5 Tips to Scale a Successful Direct-to-Consumer Brand in 2020
Grow Your Business, Not Your Inbox
Many of the established beliefs regarding e-commerce and the retail space have broken down in recent times. One of the biggest has been the idea that to have a successful retail business, the key was to get on the biggest platforms possible and leverage visibility and logistics to access the market. But now, many direct-to-consumer (DTC) brands have shown that’s not necessary.
In fact, being in charge of the entire product journey to the customer is even better in many cases. It enables you to put a solid logistics system in place, independent of a platform that might not prioritize you, especially in disruptive times like these. Building a profitable DTC brand requires more upfront work, however, in order to reap the benefits down the road. Here are some tips to help you establish and scale your DTC business efficiently:
1. Targeted email marketing
Knowing your ideal customer persona and tailoring your marketing content appropriately is important for every business. But it is particularly important for a DTC business because you’ll need a higher conversion rate to ensure you’re not spending too much on customer acquisition, working as you are without a platform that generates organic traffic. Email is still the highest-converting marketing channel, and you should take advantage of that. However, refine your email list by segmenting them extensively so you can send each customer emails that are specific to their point in your sales funnel, as well as their interests.
2. Customer service
Customer Service is also crucial because if done properly, it can help you transform your customers to evangelists who will help spread the word about your brand. The customer service process begins when people are enquiring about your products and it extends to long after they complete a purchase. At every one of those touchpoints, there should be a highly trained member of staff who will deliver a great experience to the customer and help build their customer loyalty that way. It’s important to select people with great temperaments and who have the requisite experience, to make sure that even when interactions go sour (and they will), you are able to handle the situation effectively to calm the situation and reach a positive outcome.
3. Fix your logistics
One of the ways that larger, more established brands are able to maintain their market share is by assuring customers that they will get their products delivered to them quickly and in good condition. As a DTC brand, you might not have a logistics system as extensive as those established companies but being smaller can actually mean that you’ll be more nimble and able to adapt to new situations.
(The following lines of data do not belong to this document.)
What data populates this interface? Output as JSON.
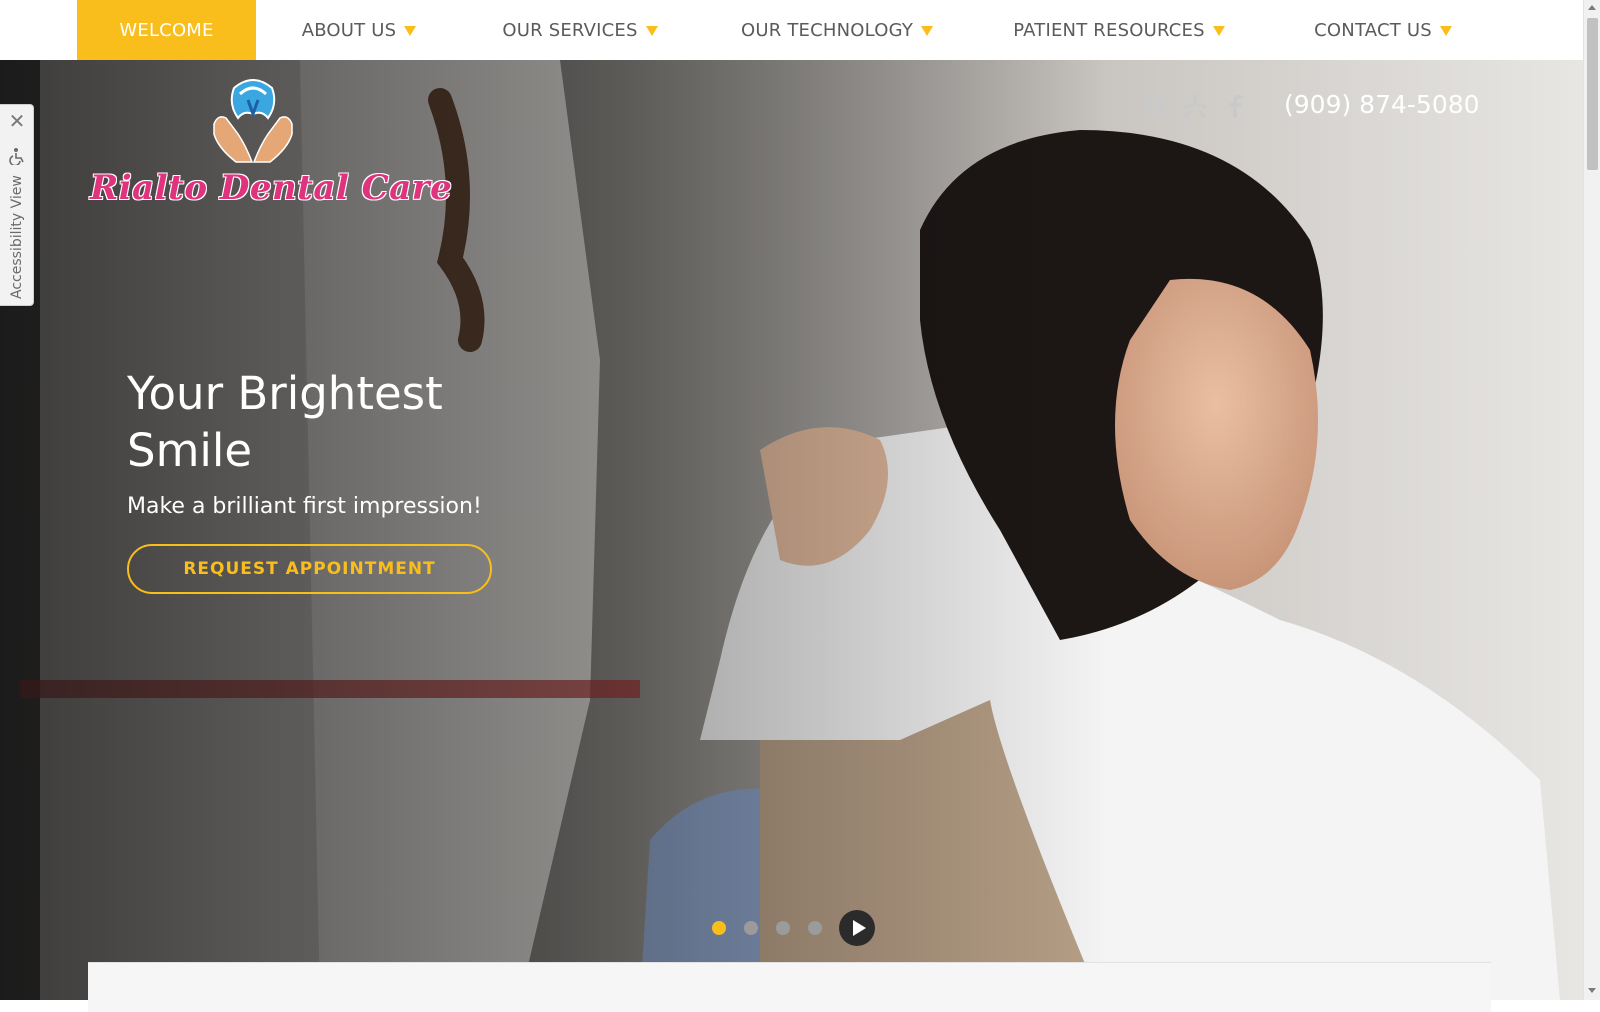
{
  "nav": {
    "items": [
      {
        "label": "WELCOME",
        "active": true,
        "has_caret": false
      },
      {
        "label": "ABOUT US",
        "active": false,
        "has_caret": true
      },
      {
        "label": "OUR SERVICES",
        "active": false,
        "has_caret": true
      },
      {
        "label": "OUR TECHNOLOGY",
        "active": false,
        "has_caret": true
      },
      {
        "label": "PATIENT RESOURCES",
        "active": false,
        "has_caret": true
      },
      {
        "label": "CONTACT US",
        "active": false,
        "has_caret": true
      }
    ]
  },
  "accessibility": {
    "label": "Accessibility View",
    "close_glyph": "✕"
  },
  "logo": {
    "text": "Rialto Dental Care"
  },
  "social": {
    "icons": [
      "google-icon",
      "yelp-icon",
      "facebook-icon"
    ]
  },
  "phone": "(909) 874-5080",
  "hero": {
    "title": "Your Brightest Smile",
    "subtitle": "Make a brilliant first impression!",
    "cta_label": "REQUEST APPOINTMENT"
  },
  "slider": {
    "slide_count": 4,
    "active_index": 0
  },
  "colors": {
    "accent": "#f9be1b",
    "brand_pink": "#e0337e",
    "nav_text": "#5b5b5b"
  }
}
4. Streamline the buying process
The process of purchasing from your website needs to be as frictionless as possible. Several studies have shown that the fewer hurdles a person has to taking an action, the more likely they will be to do it. Warby Parker is a good example of this. Instead of making customers get an eye exam, selecting a pair of glasses in a store and waiting weeks to get it delivered, they streamlin the process with their system of “home try-on” packages that allow them to receive five pairs in the mail for free before making a final purchase. That made a massive difference in the customer experience and drove their growth up exponentially. It might not be equally applicable depending on what you’re selling but spending some time to come up with a similarly innovative buying approach would be great for your business.
5. Build a community
The best brands are those that have a story that customers can easily recognize and connect with, and also have a community of like-minded people driving the conversation about the products. Building a community takes time, but you can start by making sure that you have a clear, consistent brand philosophy which reflects across all your marketing channels and in all customer interactions. You’ll find that more people who share those values will be attracted to your brand (by following you on social media for instance) and you can then begin to facilitate communication using things like social media challenges, customer-generated-content, and aggressive content marketing. As outlined in this Harvard Business Review article, while ensuring that the engagement leads back to your business, focus on allowing the conversations happen organically. As participation grows, your brand and bottom line will be boosted too.